Friday, April 8, 2016

Ornstein: Five GOP Convention Scenarios

Veteran political analyst Norm Ornstein on five possible scenarios for the Republican convention in The Atlantic.
  1. Trump gets 1,237 delegates by June 8. If the experience in the GOP so far holds—namely that every time Trump stumbles through his own gaffes or bonehead moves, or by a defeat in a state, and a slew of pundits proclaim his candidacy over, his voters stick with him—he might sweep New York and win a succession of victories in the rest of April, getting close enough that he looks like the winner. And that could mean more voters gravitate to him as the biggest prize in California looms.
  2. Trump falls short of 1,237 in June, but gets to the majority before the convention in July. There is a strong enough norm that the winner of the popular vote and the leader in delegates should be the nominee that a clear Trump lead after the primaries and caucuses end—say, over 1,100 delegates, to Cruz’s 900 or less—will bring a strong push at the grass roots to accept his victory and avoid the contested convention in Cleveland and the bloody mess that would accompany it. Indeed, 56 percent of Republicans in the Wisconsin exit poll—the state where Trump was thumped—said the leader in delegates should get the nomination.
  3. Trump falls short and Cruz trails—but Cruz wins on the second ballot. Cruz would be abetted by the establishment figures like Lindsey Graham and Jeb Bush who would rather go down with a genuine conservative than get saddled with Trump’s erratic positions, ignorance about fundamental public policy, and isolationist and protectionist bent. The genuine Trump supporters would no doubt go ballistic—and that could make the convention floor itself a battle zone—but it is a plausible scenario.

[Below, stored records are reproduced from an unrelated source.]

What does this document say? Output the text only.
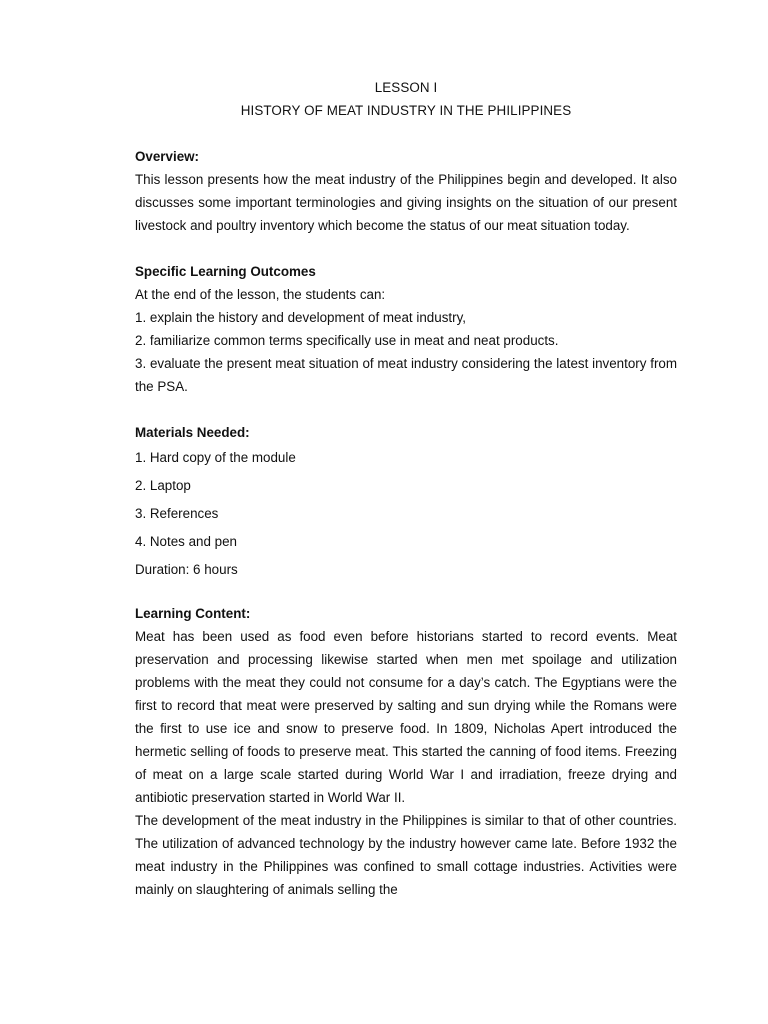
LESSON I

HISTORY OF MEAT INDUSTRY IN THE PHILIPPINES

Overview:

This lesson presents how the meat industry of the Philippines begin and developed. It also discusses some important terminologies and giving insights on the situation of our present livestock and poultry inventory which become the status of our meat situation today.

Specific Learning Outcomes

At the end of the lesson, the students can:

1. explain the history and development of meat industry,

2. familiarize common terms specifically use in meat and neat products.

3. evaluate the present meat situation of meat industry considering the latest inventory from the PSA.

Materials Needed:

1. Hard copy of the module

2. Laptop

3. References

4. Notes and pen

Duration: 6 hours

Learning Content:

Meat has been used as food even before historians started to record events. Meat preservation and processing likewise started when men met spoilage and utilization problems with the meat they could not consume for a day’s catch. The Egyptians were the first to record that meat were preserved by salting and sun drying while the Romans were the first to use ice and snow to preserve food. In 1809, Nicholas Apert introduced the hermetic selling of foods to preserve meat. This started the canning of food items. Freezing of meat on a large scale started during World War I and irradiation, freeze drying and antibiotic preservation started in World War II.

The development of the meat industry in the Philippines is similar to that of other countries. The utilization of advanced technology by the industry however came late. Before 1932 the meat industry in the Philippines was confined to small cottage industries. Activities were mainly on slaughtering of animals selling the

  4. Trump and Cruz form an alliance against the chicanery and evil of an establishment bent on choosing someone else. Despite the growing poison between the two men, one can imagine them joining forces to stick it to an establishment they both despise, one that would be perfectly happy going to a candidate who did not run in a single primary or bloody himself on any of the battlefields. A Trump/Cruz alliance, including possible a Trump/Cruz ticket, would easily prevail. Sounds crazy, no? What has not been crazy this year?
  5. The establishment has enough muscle and support to choose an outsider who does not have the negatives that are evident for Trump and Cruz. Privately, many Republican office holders who are appalled by Trump and despise Cruz would rather take chaos and worse at the convention triggered by such a move to get a nominee they find palatable. I find this scenario the least likely of the five; manipulating the convention delegates without brokers, and violating all the norms of popular rule to choose nominees (foolish though they may be) to bypass two candidates with 80 percent support among the delegates does not make sense. And the upheaval at the convention would probably make Chicago 1968 look like a picnic.